Theatrical release poster
|Directed by||Izu Ojukwu|
|Produced by||Adonaijah Owiriwa |
|Screenplay by||Emmanuel Okomanyi|
|Edited by||Emeka Ojukwu|
|Budget||₦600 million |
’76, formerly Lions of ’76, is a 2016 Nigerian historical fiction drama film directed by Izu Ojukwu and produced by Adonaijah Owiriwa and Izu Ojukwu. It stars Ramsey Nouah, Chidi Mokeme, Rita Dominic, and Ibinabo Fiberesima.
Set six years after the civil war, a young officer from the Middle Belt gets into a romantic relationship with an O-level student from the South-eastern region. However, their relationship is strained by constant military postings. The soldier gets accused of being involved in the unsuccessful 1976 military coup and assassination of General Murtala Mohammed, and the heavily pregnant wife gets entangled in an emotional dilemma.
The historical account in ’76 went through a seven-month approval period at the Nigerian Military before filming started. The film, which is set in the 1970s, was shot in Ibadan, Oyo. The film, which was shot on 16-millimeter film with an Arriflex 416 camera, was in production for about five years.
Set six years after the civil war, a young officer from the Middle Belt, Joseph Dewa, gets into a romantic relationship with an O-level student, Suzanne, from the South-eastern region. However, their relationship is strained by constant military postings and Suzanne's family who constantly complained of not wanting to have anything to do with Joseph's people.
In a series of event that followed and betrayal of trust from Joseph's friend, Gomos, Joseph gets accused of being involved in the unsuccessful 1976 military coup and assassination of General Murtala Mohammed. His release will be based on his innocence by producing his Identity Card, of which he couldn't.
Suzanne went through a lot of emotional pains, coupled with the delivery of a baby girl. She eventually did everything she could to prove his husband's innocence. Joseph wasn't executed, but was dismissed from the army.
Ojukwu always had fantasies about making military movies, so much that he followed many coup stories. When the ’76 project came along, he had to do a lot more readings and research, and also consult scholars on the crucial aspects of the story, to ensure historical accuracy; over a year was spent on the pre-production stage of the film. The historical account of ’76 had the support of the Nigerian Military, as the script went through a seven-month investigation and approval period before filming started. The military also assigned personnel to train the actors and guide the military aspect of the film. During the film's development, the director tried to minimize violence as he wanted people to focus on the story and not get distracted or pissed off by gory images. Eight period cars of the 1970s were refurbished to be used in the film.

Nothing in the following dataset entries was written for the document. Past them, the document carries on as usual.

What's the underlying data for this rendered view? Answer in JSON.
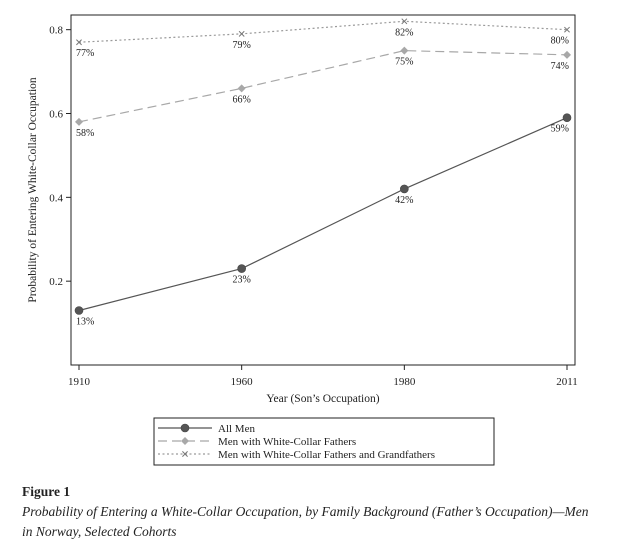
{
  "chart_data": {
    "type": "line",
    "title": "",
    "xlabel": "Year (Son’s Occupation)",
    "ylabel": "Probability of Entering White-Collar Occupation",
    "categories": [
      "1910",
      "1960",
      "1980",
      "2011"
    ],
    "y_ticks": [
      "0.2",
      "0.4",
      "0.6",
      "0.8"
    ],
    "ylim": [
      0.0,
      0.835
    ],
    "grid": false,
    "legend_position": "bottom",
    "series": [
      {
        "name": "All Men",
        "values": [
          0.13,
          0.23,
          0.42,
          0.59
        ],
        "labels": [
          "13%",
          "23%",
          "42%",
          "59%"
        ],
        "color": "#555555",
        "dash": "solid",
        "marker": "circle",
        "label_side": "below"
      },
      {
        "name": "Men with White-Collar Fathers",
        "values": [
          0.58,
          0.66,
          0.75,
          0.74
        ],
        "labels": [
          "58%",
          "66%",
          "75%",
          "74%"
        ],
        "color": "#a8a8a8",
        "dash": "long-dash",
        "marker": "diamond",
        "label_side": "below"
      },
      {
        "name": "Men with White-Collar Fathers and Grandfathers",
        "values": [
          0.77,
          0.79,
          0.82,
          0.8
        ],
        "labels": [
          "77%",
          "79%",
          "82%",
          "80%"
        ],
        "color": "#9a9a9a",
        "dash": "dotted",
        "marker": "x",
        "label_side": "below"
      }
    ]
  },
  "caption": {
    "figure_number": "Figure 1",
    "title": "Probability of Entering a White-Collar Occupation, by Family Background (Father’s Occupation)—Men in Norway, Selected Cohorts"
  }
}
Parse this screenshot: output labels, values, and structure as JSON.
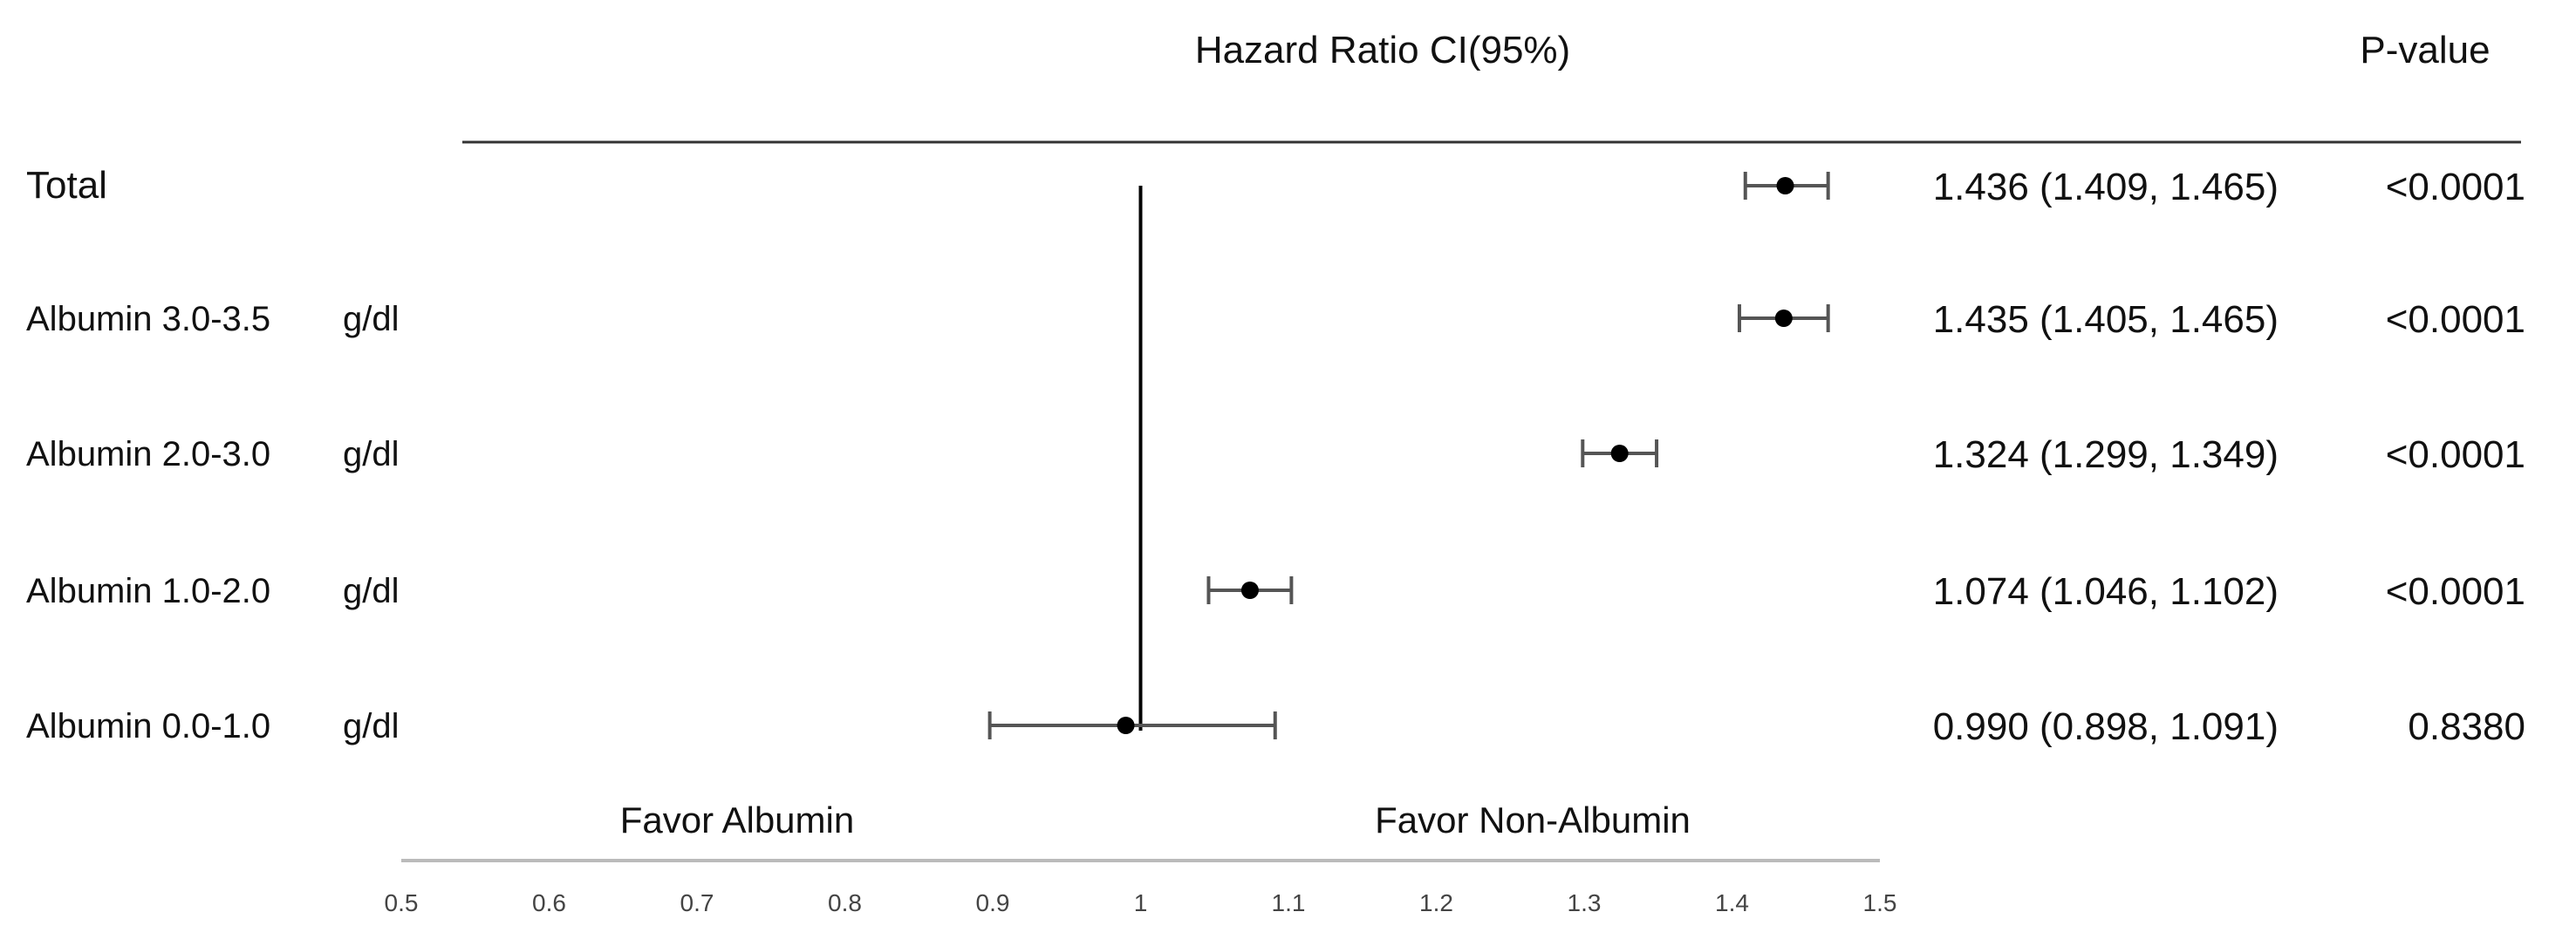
{
  "chart_data": {
    "type": "forest",
    "column_headers": {
      "estimate": "Hazard Ratio CI(95%)",
      "pvalue": "P-value"
    },
    "reference_value": 1,
    "xlim": [
      0.5,
      1.5
    ],
    "x_ticks": [
      "0.5",
      "0.6",
      "0.7",
      "0.8",
      "0.9",
      "1",
      "1.1",
      "1.2",
      "1.3",
      "1.4",
      "1.5"
    ],
    "favor_labels": {
      "left": "Favor Albumin",
      "right": "Favor Non-Albumin"
    },
    "rows": [
      {
        "label": "Total",
        "unit": "",
        "hr": 1.436,
        "lower": 1.409,
        "upper": 1.465,
        "ci_text": "1.436 (1.409, 1.465)",
        "p_value": "<0.0001"
      },
      {
        "label": "Albumin 3.0-3.5",
        "unit": "g/dl",
        "hr": 1.435,
        "lower": 1.405,
        "upper": 1.465,
        "ci_text": "1.435 (1.405, 1.465)",
        "p_value": "<0.0001"
      },
      {
        "label": "Albumin 2.0-3.0",
        "unit": "g/dl",
        "hr": 1.324,
        "lower": 1.299,
        "upper": 1.349,
        "ci_text": "1.324 (1.299, 1.349)",
        "p_value": "<0.0001"
      },
      {
        "label": "Albumin 1.0-2.0",
        "unit": "g/dl",
        "hr": 1.074,
        "lower": 1.046,
        "upper": 1.102,
        "ci_text": "1.074 (1.046, 1.102)",
        "p_value": "<0.0001"
      },
      {
        "label": "Albumin 0.0-1.0",
        "unit": "g/dl",
        "hr": 0.99,
        "lower": 0.898,
        "upper": 1.091,
        "ci_text": "0.990 (0.898, 1.091)",
        "p_value": "0.8380"
      }
    ],
    "colors": {
      "marker": "#000000",
      "ci_line": "#555555",
      "reference_line": "#000000",
      "header_rule": "#333333",
      "axis": "#bbbbbb",
      "tick_text": "#444444"
    }
  }
}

Filming took place mainly at Mokola Barracks, Ibadan, Oyo. The film was shot using Arriflex 416 Super 16 cameras; It was initially meant to be shot on 35mm film, but the ground glass of one of the cameras to be used got damaged. As a result, the director opted to shoot on 16mm film instead. The film stock used for filming, along with other equipment used for production, were subsidized by the Nigerian Film Corporation. After over four months on set, Principal photography was concluded during July 2012.
A teaser trailer was released to the public on 20 November 2012 The release was initially slated for 4 October 2013, but it was pushed back indefinitely due to delayed post production. A first official trailer for the film was released on 14 November 2014. The film was selected to premiere at the Toronto International film Festival during September 2016, and at the BFI London Film Festival. The film was released on 25 November 2016.
Izu Ojukwu stated that "it’s a story told from a dual point of view—from the soldier’s patriotic perspective and from that of the officer’s wives." Ojukwu also made it clear that the film paid homage to the strength of soldiers' wives: "As far as I’m concerned, the wives are the real soldiers.... They are the ones who suffer from whatever decisions their husbands make—whether on the battlefield or within their office complexes."
Issues reflected in the film include the rumours of foreign involvement in Murtala Muhammed's coup. Ojukwu stated: "You cannot run away from them…. You must deal with all the rumours—although we cannot say, factually, what happened…." The film also strongly portrayed intertribal marriages; ’76 is set six years after the Nigerian Civil War, and, according to the director, this was an era when the Nigerian people started playing down on all forms of discrimination and saw themselves more as brothers and sisters.